A new system for parallel drug screening against multiple-resistant HIV mutants based on lentiviral self-inactivating (SIN) vectors and multi-colour analyses
- Equal contributors
1 Engelhardt-Institute of Molecular Biology, Moscow, Russia
2 Research Dept. Cell and Gene Therapy, Clinic for Stem Cell Transplantation, UCCH, University Medical Center Hamburg-Eppendorf (UKE), Hamburg, Germany
3 Heinrich-Pette-Institute, Leibniz Institute for Experimental Virology, Hamburg, Germany
4 European ScreeningPort, Hamburg, Germany
5 Moscow Institute of Physics and Technology (MIPT), Moscow, Russia
AIDS Research and Therapy 2013, 10:1 doi:10.1186/1742-6405-10-1Published: 3 January 2013
Despite progress in the development of combined antiretroviral therapies (cART), HIV infection remains a significant challenge for human health. Current problems of cART include multi-drug-resistant virus variants, long-term toxicity and enormous treatment costs. Therefore, the identification of novel effective drugs is urgently needed.

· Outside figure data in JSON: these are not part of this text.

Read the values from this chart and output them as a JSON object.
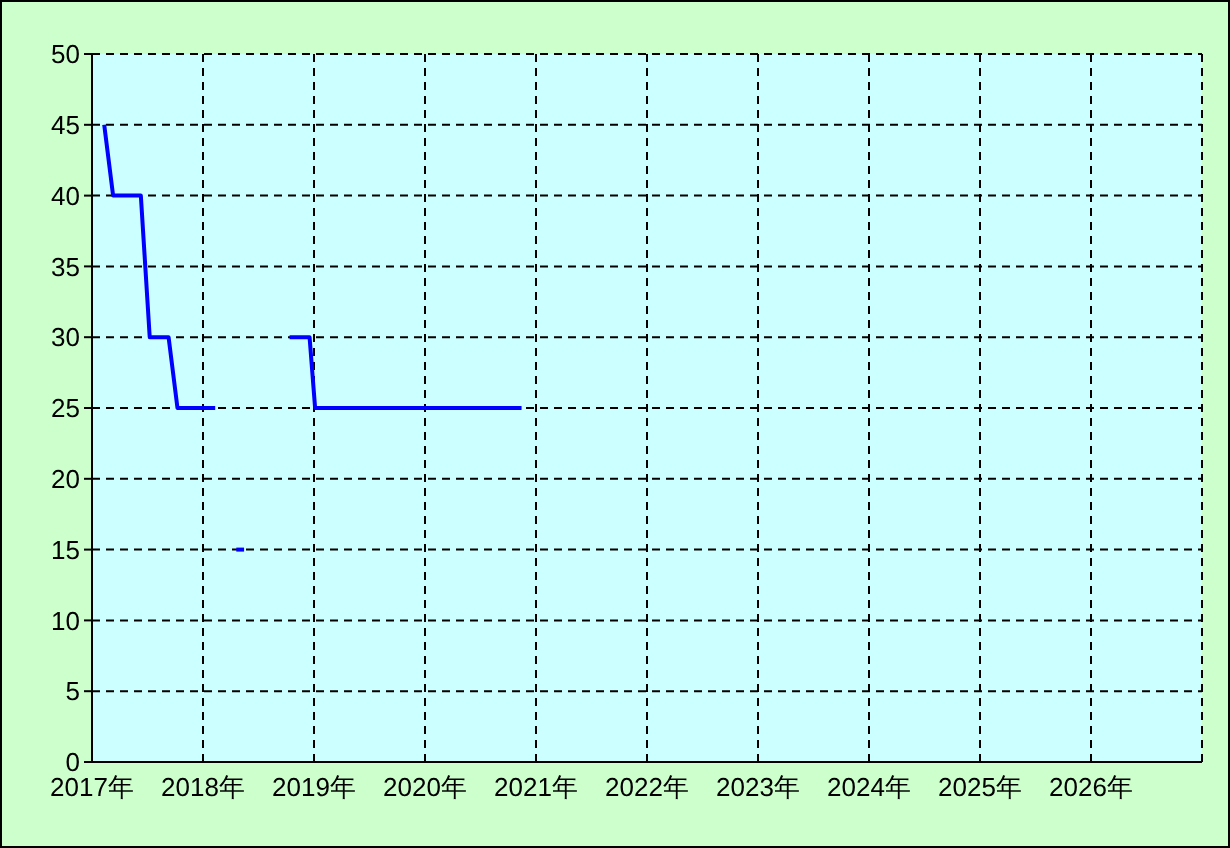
{
  "chart_data": {
    "type": "line",
    "x": [
      2017.11,
      2017.19,
      2017.44,
      2017.52,
      2017.69,
      2017.77,
      2018.11,
      2018.5,
      2018.78,
      2018.96,
      2019.01,
      2020.87
    ],
    "series": [
      {
        "color": "#0000ff",
        "values": [
          45,
          40,
          40,
          30,
          30,
          25,
          25,
          null,
          30,
          30,
          25,
          25
        ]
      },
      {
        "color": "#0000ff",
        "x": [
          2018.3,
          2018.37
        ],
        "values": [
          15,
          15
        ]
      }
    ],
    "xlim": [
      2017,
      2027
    ],
    "xticks": [
      {
        "value": 2017,
        "label": "2017年"
      },
      {
        "value": 2018,
        "label": "2018年"
      },
      {
        "value": 2019,
        "label": "2019年"
      },
      {
        "value": 2020,
        "label": "2020年"
      },
      {
        "value": 2021,
        "label": "2021年"
      },
      {
        "value": 2022,
        "label": "2022年"
      },
      {
        "value": 2023,
        "label": "2023年"
      },
      {
        "value": 2024,
        "label": "2024年"
      },
      {
        "value": 2025,
        "label": "2025年"
      },
      {
        "value": 2026,
        "label": "2026年"
      }
    ],
    "ylim": [
      0,
      50
    ],
    "yticks": [
      0,
      5,
      10,
      15,
      20,
      25,
      30,
      35,
      40,
      45,
      50
    ],
    "grid": true,
    "marker": "none",
    "line_style": "solid"
  }
}
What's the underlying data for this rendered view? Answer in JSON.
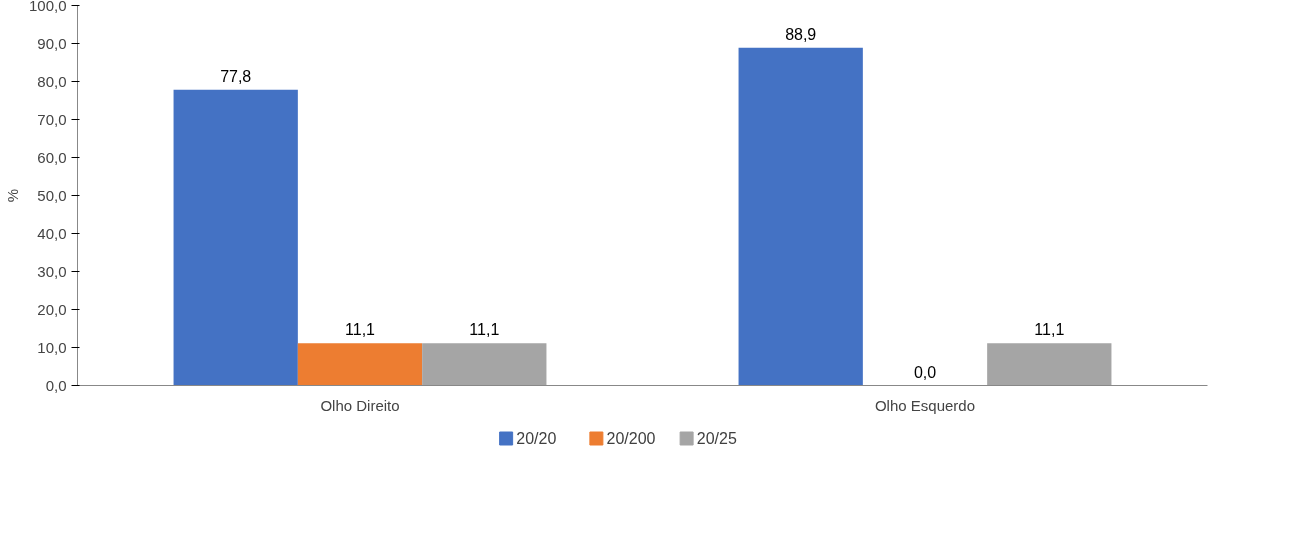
{
  "chart_data": {
    "type": "bar",
    "ylabel": "%",
    "categories": [
      "Olho Direito",
      "Olho Esquerdo"
    ],
    "series": [
      {
        "name": "20/20",
        "color": "#4472c4",
        "values": [
          77.8,
          88.9
        ],
        "value_labels": [
          "77,8",
          "88,9"
        ]
      },
      {
        "name": "20/200",
        "color": "#ed7d31",
        "values": [
          11.1,
          0.0
        ],
        "value_labels": [
          "11,1",
          "0,0"
        ]
      },
      {
        "name": "20/25",
        "color": "#a5a5a5",
        "values": [
          11.1,
          11.1
        ],
        "value_labels": [
          "11,1",
          "11,1"
        ]
      }
    ],
    "ylim": [
      0,
      100
    ],
    "yticks": [
      {
        "value": 0,
        "label": "0,0"
      },
      {
        "value": 10,
        "label": "10,0"
      },
      {
        "value": 20,
        "label": "20,0"
      },
      {
        "value": 30,
        "label": "30,0"
      },
      {
        "value": 40,
        "label": "40,0"
      },
      {
        "value": 50,
        "label": "50,0"
      },
      {
        "value": 60,
        "label": "60,0"
      },
      {
        "value": 70,
        "label": "70,0"
      },
      {
        "value": 80,
        "label": "80,0"
      },
      {
        "value": 90,
        "label": "90,0"
      },
      {
        "value": 100,
        "label": "100,0"
      }
    ],
    "grid": false,
    "legend": "bottom"
  }
}
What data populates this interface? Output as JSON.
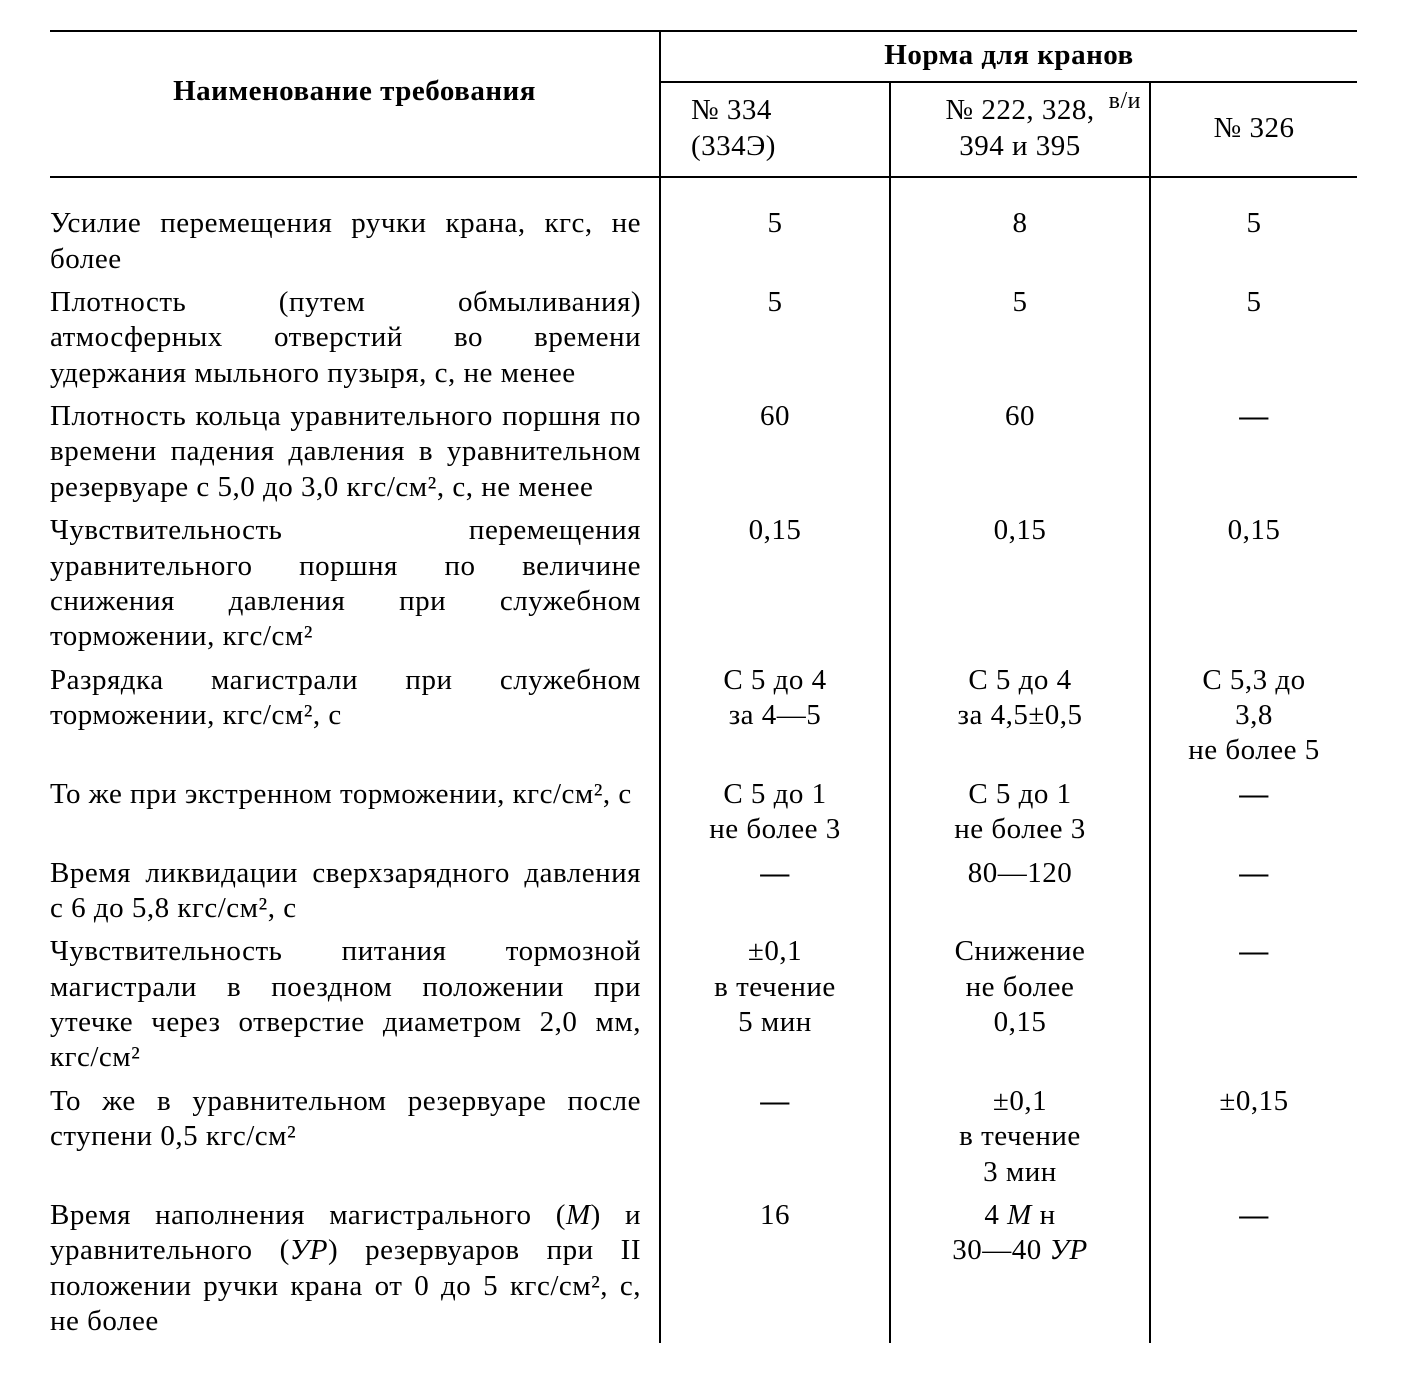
{
  "header": {
    "requirement": "Наименование требования",
    "groupTitle": "Норма для кранов",
    "col1_line1": "№ 334",
    "col1_line2": "(334Э)",
    "col2_line1": "№ 222, 328,",
    "col2_line2": "394 и 395",
    "col2_annot": "в/и",
    "col3": "№ 326"
  },
  "rows": [
    {
      "req": "Усилие перемещения ручки крана, кгс, не более",
      "c1": "5",
      "c2": "8",
      "c3": "5"
    },
    {
      "req": "Плотность (путем обмыливания) атмосферных отверстий во времени удержания мыльного пузыря, с, не менее",
      "c1": "5",
      "c2": "5",
      "c3": "5"
    },
    {
      "req": "Плотность кольца уравнительного поршня по времени падения давления в уравнительном резервуаре с 5,0 до 3,0 кгс/см², с, не менее",
      "c1": "60",
      "c2": "60",
      "c3": "—"
    },
    {
      "req": "Чувствительность перемещения уравнительного поршня по величине снижения давления при служебном торможении, кгс/см²",
      "c1": "0,15",
      "c2": "0,15",
      "c3": "0,15"
    },
    {
      "req": "Разрядка магистрали при служебном торможении, кгс/см², с",
      "c1": "С 5 до 4\nза 4—5",
      "c2": "С 5 до 4\nза 4,5±0,5",
      "c3": "С 5,3 до\n3,8\nне более 5"
    },
    {
      "req": "То же при экстренном торможении, кгс/см², с",
      "c1": "С 5 до 1\nне более 3",
      "c2": "С 5 до 1\nне более 3",
      "c3": "—"
    },
    {
      "req": "Время ликвидации сверхзарядного давления с 6 до 5,8 кгс/см², с",
      "c1": "—",
      "c2": "80—120",
      "c3": "—"
    },
    {
      "req": "Чувствительность питания тормозной магистрали в поездном положении при утечке через отверстие диаметром 2,0 мм, кгс/см²",
      "c1": "±0,1\nв течение\n5 мин",
      "c2": "Снижение\nне более\n0,15",
      "c3": "—"
    },
    {
      "req": "То же в уравнительном резервуаре после ступени 0,5 кгс/см²",
      "c1": "—",
      "c2": "±0,1\nв течение\n3 мин",
      "c3": "±0,15"
    }
  ],
  "lastRow": {
    "reqParts": {
      "p1": "Время наполнения магистрального (",
      "m": "М",
      "p2": ") и уравнительного (",
      "ur": "УР",
      "p3": ") резервуаров при II положении ручки крана от 0 до 5 кгс/см², с, не более"
    },
    "c1": "16",
    "c2": {
      "l1a": "4 ",
      "l1m": "М",
      "l1b": " н",
      "l2a": "30—40 ",
      "l2ur": "УР"
    },
    "c3": "—"
  },
  "style": {
    "fontFamily": "Times New Roman, Liberation Serif, serif",
    "fontSizePx": 29,
    "borderColor": "#000000",
    "textColor": "#000000",
    "backgroundColor": "#ffffff"
  }
}
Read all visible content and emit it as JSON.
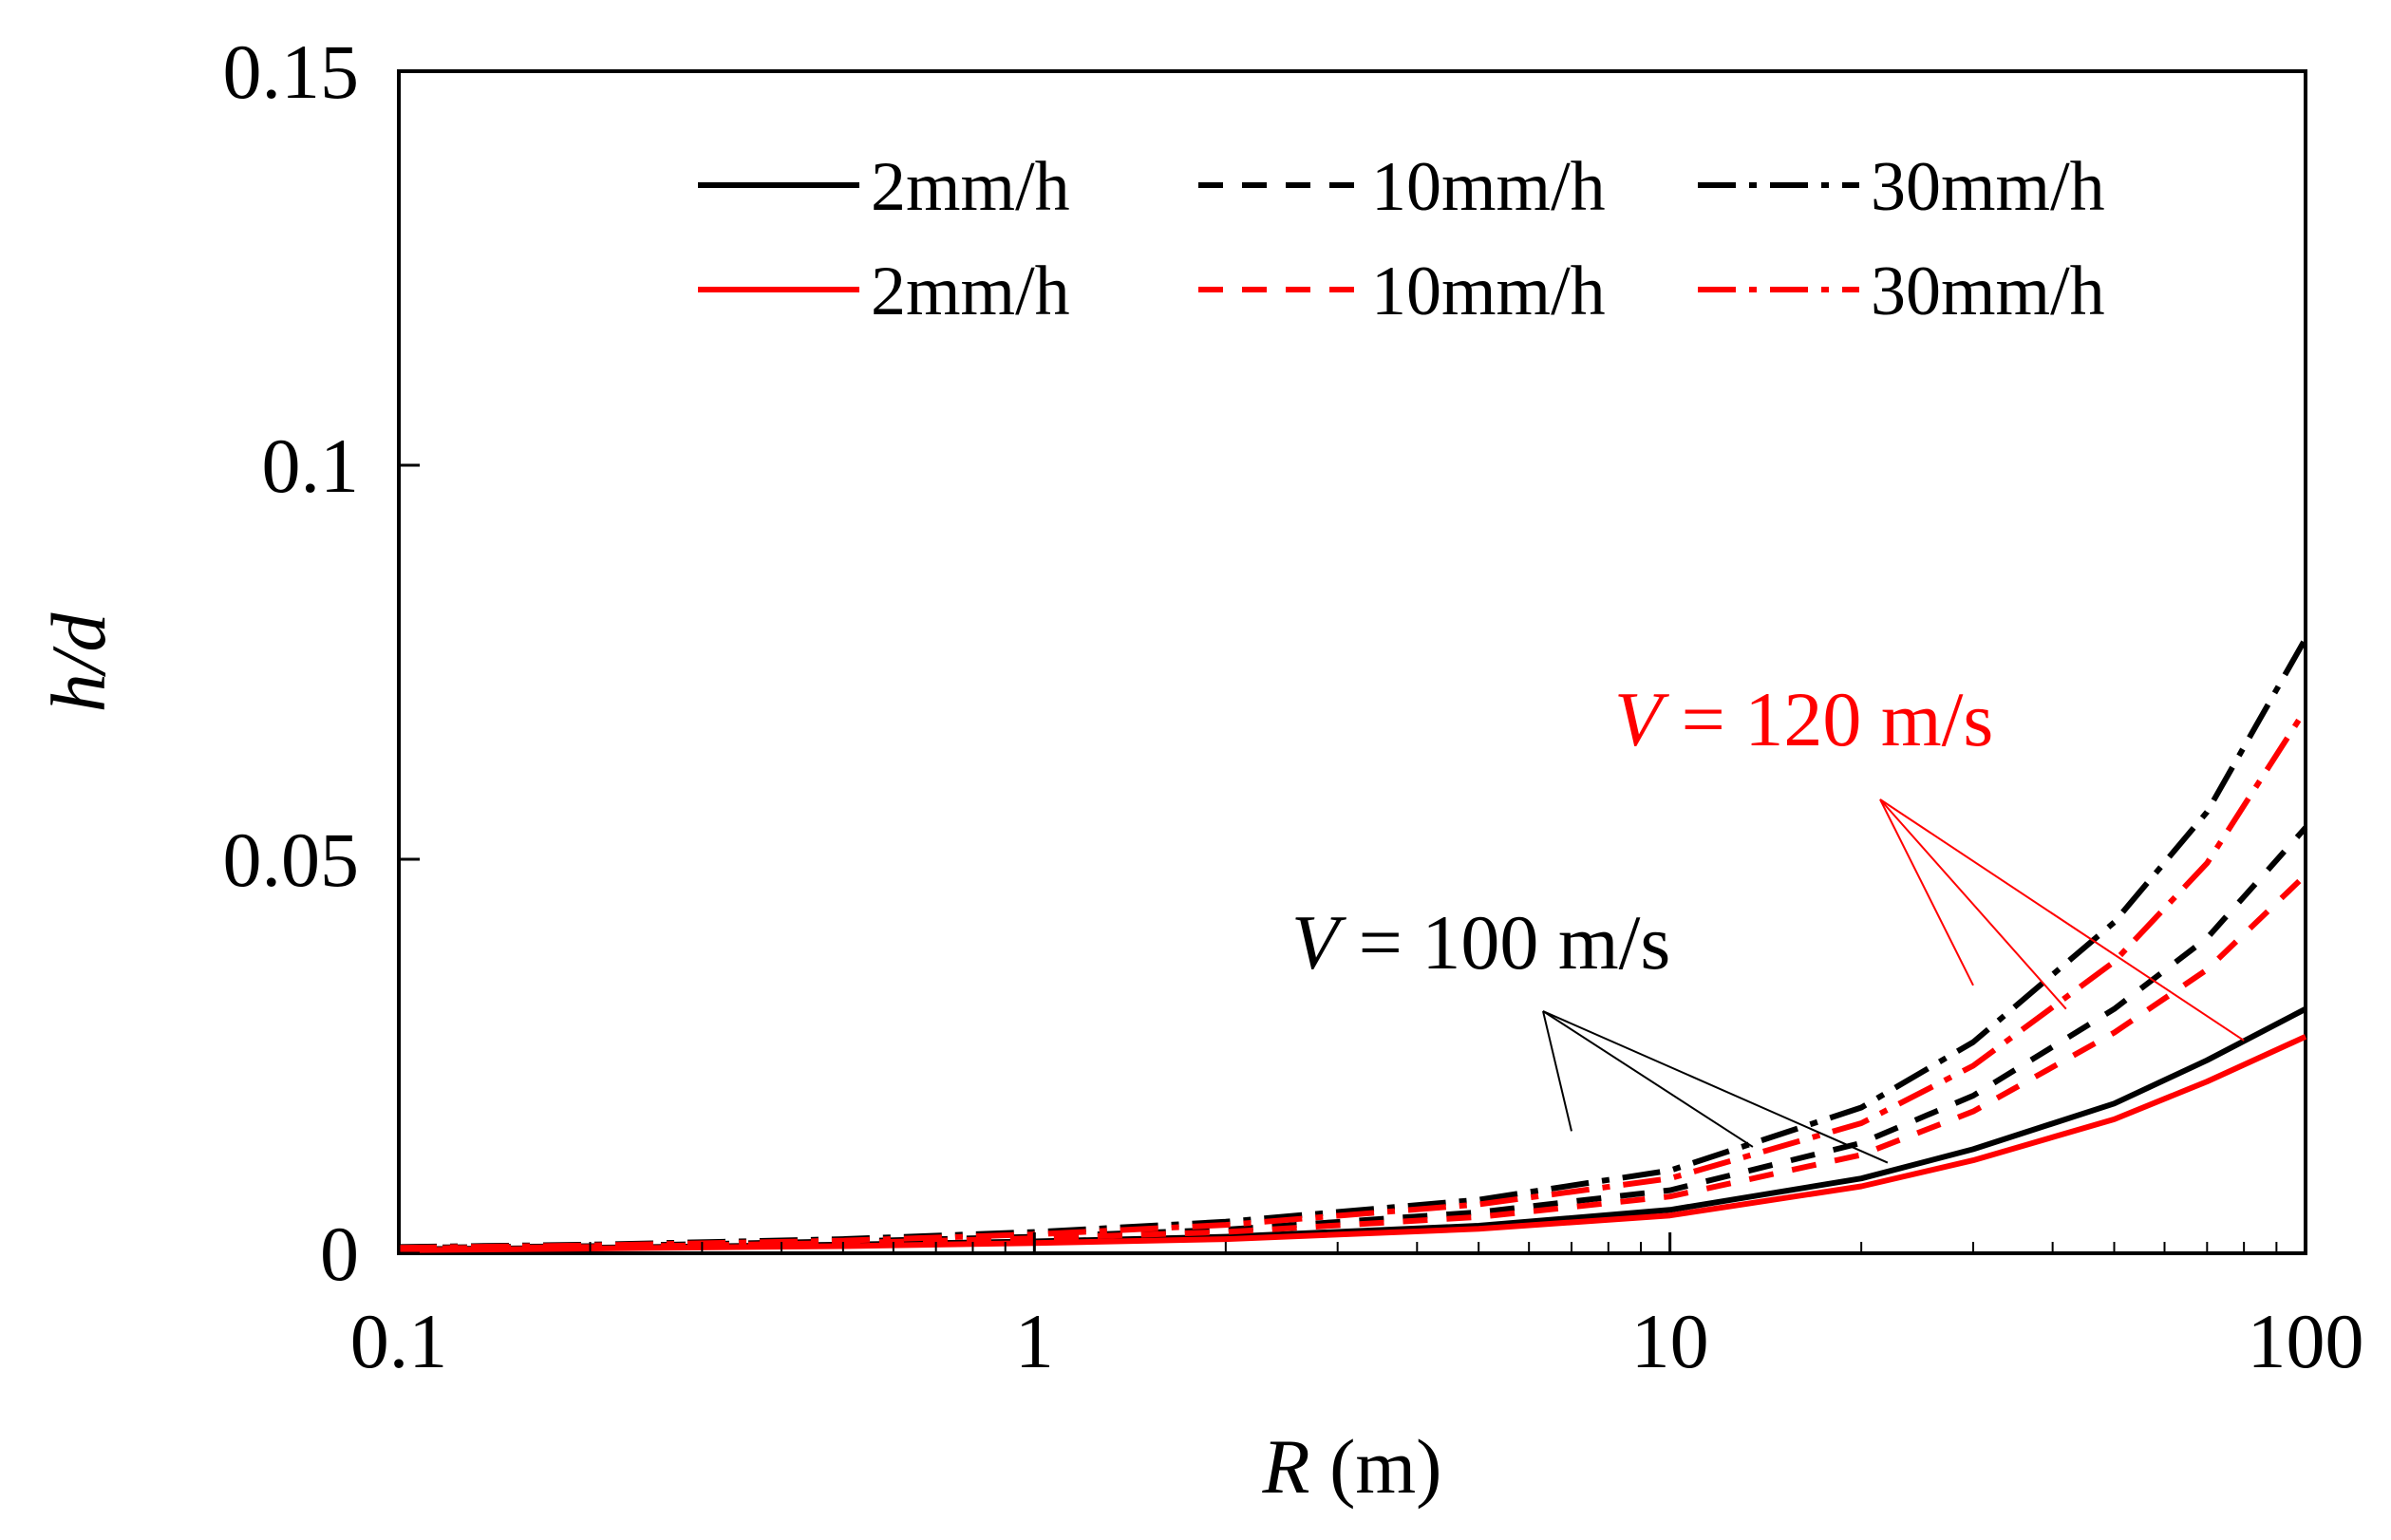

We developed a straightforward screening approach for simultaneously evaluating the sensitivity of multiple HIV gag-pol mutants to antiviral drugs in one assay. Our technique is based on multi-colour lentiviral self-inactivating (SIN) LeGO vector technology.
We demonstrated the successful use of this approach for screening compounds against up to four HIV gag-pol variants (wild-type and three mutants) simultaneously. Importantly, the technique was adapted to Biosafety Level 1 conditions by utilising ecotropic pseudotypes. This allowed upscaling to a large-scale screening protocol exploited by pharmaceutical companies in a successful proof-of-concept experiment.
The technology developed here facilitates fast screening for anti-HIV activity of individual agents from large compound libraries. Although drugs targeting gag-pol variants were used here, our approach permits screening compounds that target several different, key cellular and viral functions of the HIV life-cycle. The modular principle of the method also allows the easy exchange of various mutations in HIV sequences. In conclusion, the methodology presented here provides a valuable new approach for the identification of novel anti-HIV drugs.